上記実施例1で得た水性分散液の代わりに、比較例1〜3で得た比較用の水性分散液をそれぞれ用いる以外は実施例5と同様にして、比較用の比較例4〜6のインクジェット捺染に用いるインク組成物をそれぞれ調製した。
【0051】
[評価試験用の被検液の調製]
実施例5〜8及び比較例4〜6で調製した各インク組成物について、調製の直後と、密閉容器で60℃で3日間保存した後の2つの時点において、各インク組成物を100mlずつサンプリングし、各インク組成物のサンプルを得た。
サンプリングした各インク組成物の総質量中における、色材の含有量が0.015%になるように、各サンプルをイオン交換水にて希釈し、試験用の各実施例及び比較例の被検液を調製した。
【0052】
[保存安定性試験]
上記のようにして得た各被検液について、平均粒子径D50及びD90をそれぞれ測定した。測定結果は下記表3に示し、数値の単位は「nm」である。平均粒子径の測定には、動的散乱式粒度分布測定装置LB−500(株式会社堀場製作所製)を用いた。
測定した平均粒子径D50、D90について、インク組成物の調製直後と、3日間保存後の各測定値の変化率を下記式にて算出し、下記A〜Dの4段階でそれぞれ評価した。

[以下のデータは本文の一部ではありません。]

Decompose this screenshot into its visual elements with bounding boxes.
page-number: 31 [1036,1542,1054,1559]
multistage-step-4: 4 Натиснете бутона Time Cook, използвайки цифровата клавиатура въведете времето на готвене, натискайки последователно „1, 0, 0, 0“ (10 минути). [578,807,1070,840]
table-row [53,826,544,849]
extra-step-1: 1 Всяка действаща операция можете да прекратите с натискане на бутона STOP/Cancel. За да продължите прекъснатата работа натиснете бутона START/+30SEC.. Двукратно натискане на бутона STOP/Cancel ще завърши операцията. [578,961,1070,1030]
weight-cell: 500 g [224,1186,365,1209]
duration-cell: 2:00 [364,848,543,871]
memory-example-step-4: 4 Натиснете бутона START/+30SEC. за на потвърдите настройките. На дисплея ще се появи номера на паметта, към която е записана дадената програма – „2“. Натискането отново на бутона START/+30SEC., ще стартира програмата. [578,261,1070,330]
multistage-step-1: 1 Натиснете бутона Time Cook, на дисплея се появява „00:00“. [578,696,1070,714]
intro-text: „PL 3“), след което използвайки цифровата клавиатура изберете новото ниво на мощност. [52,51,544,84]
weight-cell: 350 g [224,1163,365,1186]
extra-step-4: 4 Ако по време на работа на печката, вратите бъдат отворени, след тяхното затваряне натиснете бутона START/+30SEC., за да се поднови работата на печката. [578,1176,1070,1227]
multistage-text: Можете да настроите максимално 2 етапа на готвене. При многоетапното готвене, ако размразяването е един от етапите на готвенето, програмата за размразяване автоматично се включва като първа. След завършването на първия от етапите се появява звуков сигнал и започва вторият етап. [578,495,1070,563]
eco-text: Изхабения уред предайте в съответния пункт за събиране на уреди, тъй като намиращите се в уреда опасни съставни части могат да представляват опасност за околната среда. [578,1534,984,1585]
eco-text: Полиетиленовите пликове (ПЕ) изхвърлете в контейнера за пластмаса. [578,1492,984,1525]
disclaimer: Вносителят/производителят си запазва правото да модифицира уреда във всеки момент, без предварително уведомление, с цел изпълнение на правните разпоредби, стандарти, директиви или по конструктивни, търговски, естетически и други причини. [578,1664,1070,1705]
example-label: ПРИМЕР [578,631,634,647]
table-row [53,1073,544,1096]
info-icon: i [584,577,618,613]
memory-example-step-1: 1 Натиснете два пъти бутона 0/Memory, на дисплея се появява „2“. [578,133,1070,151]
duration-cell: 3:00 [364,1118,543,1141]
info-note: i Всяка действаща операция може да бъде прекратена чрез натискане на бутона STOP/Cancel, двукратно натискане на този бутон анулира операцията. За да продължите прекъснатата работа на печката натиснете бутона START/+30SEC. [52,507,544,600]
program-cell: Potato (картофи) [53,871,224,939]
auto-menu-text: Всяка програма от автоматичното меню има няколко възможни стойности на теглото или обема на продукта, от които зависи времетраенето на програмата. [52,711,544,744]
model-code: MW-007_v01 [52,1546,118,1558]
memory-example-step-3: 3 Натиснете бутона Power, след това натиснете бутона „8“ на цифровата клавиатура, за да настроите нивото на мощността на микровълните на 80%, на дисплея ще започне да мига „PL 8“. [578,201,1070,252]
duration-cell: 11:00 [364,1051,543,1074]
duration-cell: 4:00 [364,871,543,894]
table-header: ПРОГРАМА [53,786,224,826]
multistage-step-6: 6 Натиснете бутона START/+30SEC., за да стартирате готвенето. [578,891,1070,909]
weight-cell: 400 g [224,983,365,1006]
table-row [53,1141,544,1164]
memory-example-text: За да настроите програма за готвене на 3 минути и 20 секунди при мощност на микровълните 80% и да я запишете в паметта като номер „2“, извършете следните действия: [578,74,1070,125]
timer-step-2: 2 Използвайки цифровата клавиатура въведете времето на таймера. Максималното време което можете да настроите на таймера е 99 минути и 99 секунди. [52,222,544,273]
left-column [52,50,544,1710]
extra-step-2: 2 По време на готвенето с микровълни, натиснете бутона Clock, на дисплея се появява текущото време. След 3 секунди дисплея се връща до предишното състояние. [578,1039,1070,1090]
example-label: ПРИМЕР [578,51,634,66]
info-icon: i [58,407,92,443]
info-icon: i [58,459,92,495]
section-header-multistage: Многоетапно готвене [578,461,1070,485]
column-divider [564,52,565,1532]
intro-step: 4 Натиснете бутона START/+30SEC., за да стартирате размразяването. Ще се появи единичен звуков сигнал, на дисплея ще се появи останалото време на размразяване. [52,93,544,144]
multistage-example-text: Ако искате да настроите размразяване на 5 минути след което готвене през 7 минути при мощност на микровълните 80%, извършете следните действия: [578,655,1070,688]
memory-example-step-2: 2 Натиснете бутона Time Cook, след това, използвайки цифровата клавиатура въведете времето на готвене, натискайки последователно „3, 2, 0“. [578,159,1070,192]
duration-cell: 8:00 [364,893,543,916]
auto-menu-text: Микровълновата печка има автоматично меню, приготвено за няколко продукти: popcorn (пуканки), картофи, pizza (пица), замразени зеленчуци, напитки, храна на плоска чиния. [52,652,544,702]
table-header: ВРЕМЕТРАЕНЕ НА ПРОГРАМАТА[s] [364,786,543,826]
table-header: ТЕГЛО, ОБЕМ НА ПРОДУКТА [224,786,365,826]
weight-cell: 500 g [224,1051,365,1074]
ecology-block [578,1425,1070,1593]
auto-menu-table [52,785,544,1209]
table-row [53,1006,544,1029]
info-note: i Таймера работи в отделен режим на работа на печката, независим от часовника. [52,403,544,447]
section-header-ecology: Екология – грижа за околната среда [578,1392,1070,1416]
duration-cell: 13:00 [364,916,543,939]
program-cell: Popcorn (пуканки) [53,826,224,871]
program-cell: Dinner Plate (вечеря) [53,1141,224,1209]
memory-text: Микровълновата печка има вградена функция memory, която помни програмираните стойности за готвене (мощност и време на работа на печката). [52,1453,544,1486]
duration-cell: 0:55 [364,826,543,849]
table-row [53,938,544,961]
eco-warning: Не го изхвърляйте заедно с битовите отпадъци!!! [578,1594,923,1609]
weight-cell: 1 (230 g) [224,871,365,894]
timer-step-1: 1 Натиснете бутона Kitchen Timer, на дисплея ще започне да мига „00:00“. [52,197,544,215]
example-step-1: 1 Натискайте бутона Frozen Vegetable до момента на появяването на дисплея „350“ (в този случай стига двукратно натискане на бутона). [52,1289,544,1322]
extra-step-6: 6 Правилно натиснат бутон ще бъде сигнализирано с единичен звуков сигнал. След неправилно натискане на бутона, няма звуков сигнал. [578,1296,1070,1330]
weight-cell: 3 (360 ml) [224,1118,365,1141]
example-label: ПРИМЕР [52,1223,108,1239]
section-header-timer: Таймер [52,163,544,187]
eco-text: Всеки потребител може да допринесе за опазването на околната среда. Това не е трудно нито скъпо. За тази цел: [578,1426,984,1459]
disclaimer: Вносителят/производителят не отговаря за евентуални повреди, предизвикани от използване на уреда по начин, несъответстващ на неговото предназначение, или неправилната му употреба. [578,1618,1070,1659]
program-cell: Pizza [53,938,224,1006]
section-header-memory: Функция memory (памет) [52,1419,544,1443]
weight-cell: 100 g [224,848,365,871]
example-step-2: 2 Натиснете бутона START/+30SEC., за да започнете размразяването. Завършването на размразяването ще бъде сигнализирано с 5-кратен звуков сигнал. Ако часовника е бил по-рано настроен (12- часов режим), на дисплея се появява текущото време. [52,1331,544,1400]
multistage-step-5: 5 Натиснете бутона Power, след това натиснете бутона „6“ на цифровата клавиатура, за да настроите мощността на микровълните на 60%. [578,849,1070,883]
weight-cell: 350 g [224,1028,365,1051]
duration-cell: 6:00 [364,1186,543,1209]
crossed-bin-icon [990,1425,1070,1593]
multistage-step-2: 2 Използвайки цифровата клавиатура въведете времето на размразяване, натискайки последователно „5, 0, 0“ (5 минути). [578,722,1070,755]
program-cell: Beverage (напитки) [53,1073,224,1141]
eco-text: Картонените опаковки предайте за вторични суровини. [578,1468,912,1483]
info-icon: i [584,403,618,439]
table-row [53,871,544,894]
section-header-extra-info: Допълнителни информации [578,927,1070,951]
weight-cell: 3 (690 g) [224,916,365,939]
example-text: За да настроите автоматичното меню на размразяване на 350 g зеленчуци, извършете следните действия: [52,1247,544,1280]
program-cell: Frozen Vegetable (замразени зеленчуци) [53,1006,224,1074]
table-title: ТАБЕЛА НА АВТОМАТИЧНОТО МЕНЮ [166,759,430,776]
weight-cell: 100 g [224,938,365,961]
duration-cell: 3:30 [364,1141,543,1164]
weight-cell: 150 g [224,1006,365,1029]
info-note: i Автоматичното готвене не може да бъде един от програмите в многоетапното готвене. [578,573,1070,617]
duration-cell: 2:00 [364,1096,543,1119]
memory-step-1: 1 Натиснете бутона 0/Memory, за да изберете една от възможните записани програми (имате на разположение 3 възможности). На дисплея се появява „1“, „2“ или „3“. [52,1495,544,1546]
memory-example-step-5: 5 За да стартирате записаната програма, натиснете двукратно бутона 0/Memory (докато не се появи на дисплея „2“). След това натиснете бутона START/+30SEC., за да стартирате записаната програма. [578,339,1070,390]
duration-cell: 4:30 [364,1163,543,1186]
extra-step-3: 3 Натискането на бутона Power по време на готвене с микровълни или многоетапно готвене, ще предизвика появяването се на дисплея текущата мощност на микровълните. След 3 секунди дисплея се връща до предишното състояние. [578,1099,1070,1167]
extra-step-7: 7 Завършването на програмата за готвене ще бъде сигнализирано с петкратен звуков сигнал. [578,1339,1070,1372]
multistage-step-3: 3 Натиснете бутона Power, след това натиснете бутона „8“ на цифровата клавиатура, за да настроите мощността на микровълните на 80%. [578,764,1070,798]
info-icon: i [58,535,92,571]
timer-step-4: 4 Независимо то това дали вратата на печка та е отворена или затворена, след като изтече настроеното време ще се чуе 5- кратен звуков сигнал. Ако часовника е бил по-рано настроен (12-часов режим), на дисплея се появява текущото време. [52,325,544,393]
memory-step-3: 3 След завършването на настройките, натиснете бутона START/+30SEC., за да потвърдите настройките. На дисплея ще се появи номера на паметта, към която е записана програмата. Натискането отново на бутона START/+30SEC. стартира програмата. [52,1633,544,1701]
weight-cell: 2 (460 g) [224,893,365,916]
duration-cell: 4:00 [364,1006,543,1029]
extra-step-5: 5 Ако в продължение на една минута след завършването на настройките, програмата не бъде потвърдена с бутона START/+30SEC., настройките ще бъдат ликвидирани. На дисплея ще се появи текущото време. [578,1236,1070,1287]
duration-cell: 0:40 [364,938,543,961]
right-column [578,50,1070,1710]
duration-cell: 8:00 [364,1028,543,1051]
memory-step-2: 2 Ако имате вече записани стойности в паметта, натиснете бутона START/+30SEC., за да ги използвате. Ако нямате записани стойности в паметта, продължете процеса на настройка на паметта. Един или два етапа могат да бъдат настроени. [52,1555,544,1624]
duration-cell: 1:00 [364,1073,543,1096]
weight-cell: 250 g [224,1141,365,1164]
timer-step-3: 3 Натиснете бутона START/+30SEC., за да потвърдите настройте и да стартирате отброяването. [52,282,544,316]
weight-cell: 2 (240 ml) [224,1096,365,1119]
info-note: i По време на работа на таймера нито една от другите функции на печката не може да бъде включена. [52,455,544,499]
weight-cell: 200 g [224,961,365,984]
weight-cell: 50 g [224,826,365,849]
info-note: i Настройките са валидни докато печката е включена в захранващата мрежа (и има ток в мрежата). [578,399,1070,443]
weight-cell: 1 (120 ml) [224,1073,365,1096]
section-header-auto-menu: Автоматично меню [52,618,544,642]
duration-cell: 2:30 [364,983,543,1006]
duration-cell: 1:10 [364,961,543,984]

インク組成物の調製直後と、3日間保存後の各測定値の間に乖離が少ないほど、保存安定性が優れることを意味する。結果は下記表3に示す。
なお、下記表3中、「直後」はインク組成物の調製直後を、「保存後」は60℃で3日間保存後を、それぞれ意味する。
物性値の変化率=
(保存後の測定値−調製直後の測定値)/(調製直後の測定値)×100%。
A:変化率が±7%未満
B:変化率が±7%以上、±10%未満
C:変化率が±10%以上、±15%未満
D:変化率が±15%以上
【0053】
【表3】
【0054】
表3から明らかなように、各実施例のインク組成物は、D50及びD90の判定がいずれも「A」であり、保存安定性に優れることが判明した。
一方、各比較例は、D50及び/又はD90の変化率が大きく、いずれも判定が「B」又は「C」となった。

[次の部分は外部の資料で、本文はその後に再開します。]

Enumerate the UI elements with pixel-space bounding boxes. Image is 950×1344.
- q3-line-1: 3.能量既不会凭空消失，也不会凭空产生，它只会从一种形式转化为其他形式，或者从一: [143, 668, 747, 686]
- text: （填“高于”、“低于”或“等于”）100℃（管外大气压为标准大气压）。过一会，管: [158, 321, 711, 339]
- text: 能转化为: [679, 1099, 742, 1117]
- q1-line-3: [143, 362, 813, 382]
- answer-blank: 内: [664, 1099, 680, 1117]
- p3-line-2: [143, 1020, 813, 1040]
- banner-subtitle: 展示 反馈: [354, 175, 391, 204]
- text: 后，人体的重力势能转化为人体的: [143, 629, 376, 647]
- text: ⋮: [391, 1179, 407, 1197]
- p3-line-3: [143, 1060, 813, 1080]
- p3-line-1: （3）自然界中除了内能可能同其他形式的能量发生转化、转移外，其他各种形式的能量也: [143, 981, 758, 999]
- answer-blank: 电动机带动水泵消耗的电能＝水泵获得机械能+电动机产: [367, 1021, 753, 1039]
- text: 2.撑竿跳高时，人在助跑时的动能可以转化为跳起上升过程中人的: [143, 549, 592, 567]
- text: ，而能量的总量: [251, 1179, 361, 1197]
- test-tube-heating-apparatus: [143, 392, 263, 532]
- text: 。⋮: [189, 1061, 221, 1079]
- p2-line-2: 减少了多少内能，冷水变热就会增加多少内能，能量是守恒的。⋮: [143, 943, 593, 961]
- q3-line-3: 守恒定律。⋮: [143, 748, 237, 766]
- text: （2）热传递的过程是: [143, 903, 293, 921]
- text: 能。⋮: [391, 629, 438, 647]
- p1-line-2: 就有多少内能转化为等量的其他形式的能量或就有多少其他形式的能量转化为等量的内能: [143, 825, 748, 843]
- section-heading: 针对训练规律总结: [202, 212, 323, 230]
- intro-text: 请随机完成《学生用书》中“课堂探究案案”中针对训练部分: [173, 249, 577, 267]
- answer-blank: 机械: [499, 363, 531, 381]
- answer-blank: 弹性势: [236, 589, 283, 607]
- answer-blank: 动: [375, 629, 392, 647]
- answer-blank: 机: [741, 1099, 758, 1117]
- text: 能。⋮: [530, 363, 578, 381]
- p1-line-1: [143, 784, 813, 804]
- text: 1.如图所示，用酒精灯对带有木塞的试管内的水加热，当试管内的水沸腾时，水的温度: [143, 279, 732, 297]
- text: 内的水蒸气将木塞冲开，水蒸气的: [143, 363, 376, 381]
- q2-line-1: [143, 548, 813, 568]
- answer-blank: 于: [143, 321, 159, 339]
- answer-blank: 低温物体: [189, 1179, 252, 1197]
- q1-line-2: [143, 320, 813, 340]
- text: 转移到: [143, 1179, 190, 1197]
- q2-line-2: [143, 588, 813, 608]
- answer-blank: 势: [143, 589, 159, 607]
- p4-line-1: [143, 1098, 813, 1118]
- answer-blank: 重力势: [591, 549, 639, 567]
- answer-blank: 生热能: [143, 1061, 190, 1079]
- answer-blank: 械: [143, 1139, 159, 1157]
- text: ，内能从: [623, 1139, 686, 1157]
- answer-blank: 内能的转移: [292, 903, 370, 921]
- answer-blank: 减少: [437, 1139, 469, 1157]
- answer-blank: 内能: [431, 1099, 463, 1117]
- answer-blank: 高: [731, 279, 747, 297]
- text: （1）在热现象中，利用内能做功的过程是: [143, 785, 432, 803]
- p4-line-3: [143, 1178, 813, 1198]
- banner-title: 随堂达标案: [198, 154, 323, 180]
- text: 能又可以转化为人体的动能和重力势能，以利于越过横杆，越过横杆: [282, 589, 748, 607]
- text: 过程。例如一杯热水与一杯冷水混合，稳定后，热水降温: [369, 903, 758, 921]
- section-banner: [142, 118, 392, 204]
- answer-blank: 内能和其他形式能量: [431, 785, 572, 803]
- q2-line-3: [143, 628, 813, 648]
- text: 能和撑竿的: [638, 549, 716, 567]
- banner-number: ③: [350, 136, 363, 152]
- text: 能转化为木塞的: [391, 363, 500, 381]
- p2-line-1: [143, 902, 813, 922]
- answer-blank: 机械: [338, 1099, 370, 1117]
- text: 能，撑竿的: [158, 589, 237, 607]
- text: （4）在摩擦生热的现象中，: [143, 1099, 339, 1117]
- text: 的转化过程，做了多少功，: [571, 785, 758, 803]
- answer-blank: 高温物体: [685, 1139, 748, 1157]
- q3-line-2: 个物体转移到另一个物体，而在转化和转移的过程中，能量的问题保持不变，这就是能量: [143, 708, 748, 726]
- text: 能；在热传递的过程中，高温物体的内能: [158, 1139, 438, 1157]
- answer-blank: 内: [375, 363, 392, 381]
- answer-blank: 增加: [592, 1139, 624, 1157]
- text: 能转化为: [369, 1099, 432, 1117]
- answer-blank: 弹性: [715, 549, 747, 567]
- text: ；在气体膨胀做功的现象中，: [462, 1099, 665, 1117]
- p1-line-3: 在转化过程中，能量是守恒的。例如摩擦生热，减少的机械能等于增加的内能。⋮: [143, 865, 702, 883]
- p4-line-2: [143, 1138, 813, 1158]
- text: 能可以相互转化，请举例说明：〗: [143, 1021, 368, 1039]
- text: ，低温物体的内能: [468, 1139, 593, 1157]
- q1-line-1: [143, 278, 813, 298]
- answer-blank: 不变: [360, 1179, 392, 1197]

保存安定性が良好であることは、長期間に渡りインクジェット記録に適したインクとしての品質の低下がなく、インク中の成分の凝集及び沈降によるノズル、流路及びフィルターの目詰まりが発生しないことを意味する。
【産業上の利用可能性】
【0055】
本発明の水性分散液を含有する本発明のインク組成物は、保存安定性に極めて優れるため、インクジェット捺染用途に極めて有益である。